Diabetes is the percentage of seniors aged 65 to 74 who report being told by a health professional that they have diabetes (excluding prediabetes and gestational diabetes). According to the National Center for Health Statistics, diabetes was the seventh leading cause of death among seniors in 2017, contributing significantly to deaths from heart disease and stroke. Diabetes can be managed through lifestyle modifications and clinical intervention. The prevalence of diabetes is 36 percent higher in young seniors than it was in 2002, increasing from 16.9 percent to 22.9 percent of young seniors (Figure 5). More than 6.8 million young seniors report having diabetes, an increase of over 3.3 million individuals since 2002.

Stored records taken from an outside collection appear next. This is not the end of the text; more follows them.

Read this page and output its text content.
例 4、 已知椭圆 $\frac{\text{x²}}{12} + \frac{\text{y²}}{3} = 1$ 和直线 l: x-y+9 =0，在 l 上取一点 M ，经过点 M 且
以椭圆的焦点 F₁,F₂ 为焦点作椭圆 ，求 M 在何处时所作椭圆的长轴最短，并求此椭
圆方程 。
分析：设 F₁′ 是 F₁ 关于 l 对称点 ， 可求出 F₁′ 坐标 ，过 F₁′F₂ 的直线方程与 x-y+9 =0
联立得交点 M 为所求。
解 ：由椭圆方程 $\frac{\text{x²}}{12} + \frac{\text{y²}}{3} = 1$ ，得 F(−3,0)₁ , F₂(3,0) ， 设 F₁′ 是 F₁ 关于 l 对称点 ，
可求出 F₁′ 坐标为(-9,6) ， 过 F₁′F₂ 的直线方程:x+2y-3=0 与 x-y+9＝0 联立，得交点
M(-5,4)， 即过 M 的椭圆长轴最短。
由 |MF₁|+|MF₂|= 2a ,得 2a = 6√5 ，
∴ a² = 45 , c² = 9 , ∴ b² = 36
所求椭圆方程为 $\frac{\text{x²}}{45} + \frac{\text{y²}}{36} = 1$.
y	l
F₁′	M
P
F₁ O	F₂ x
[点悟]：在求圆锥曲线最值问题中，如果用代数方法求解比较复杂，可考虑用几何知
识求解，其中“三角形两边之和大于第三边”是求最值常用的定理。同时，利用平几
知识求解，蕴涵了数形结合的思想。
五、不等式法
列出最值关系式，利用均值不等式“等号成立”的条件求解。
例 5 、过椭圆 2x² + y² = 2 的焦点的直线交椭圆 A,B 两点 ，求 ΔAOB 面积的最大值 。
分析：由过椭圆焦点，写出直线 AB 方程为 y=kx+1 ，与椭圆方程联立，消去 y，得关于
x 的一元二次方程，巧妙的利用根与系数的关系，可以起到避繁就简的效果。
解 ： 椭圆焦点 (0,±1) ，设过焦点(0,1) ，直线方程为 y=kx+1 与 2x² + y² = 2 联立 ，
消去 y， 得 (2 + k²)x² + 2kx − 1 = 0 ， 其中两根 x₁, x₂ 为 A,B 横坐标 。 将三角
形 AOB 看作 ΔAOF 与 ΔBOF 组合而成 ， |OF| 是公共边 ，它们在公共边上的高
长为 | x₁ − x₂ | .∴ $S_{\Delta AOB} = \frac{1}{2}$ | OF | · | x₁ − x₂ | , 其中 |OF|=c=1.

Males and females report higher prevalence of diabetes than in 2002, increasing 33 percent among males and 30 percent among females. It is estimated that nearly 1.9 million more males and 1.5 million more females aged 65 to 74 reported having diabetes in 2017.

Conclusions

This analysis reveals how young seniors face different challenges than they did in 2002. There is progress in the prevalence of smoking and high health status and in the rates of early death among young seniors, and yet more work is needed to combat rising suicide rates and the increasing prevalences of excessive drinking, obesity and diabetes. Data in this analysis allow policymakers and health advocates to better understand the health of young seniors and to prioritize and anticipate the needs of this population.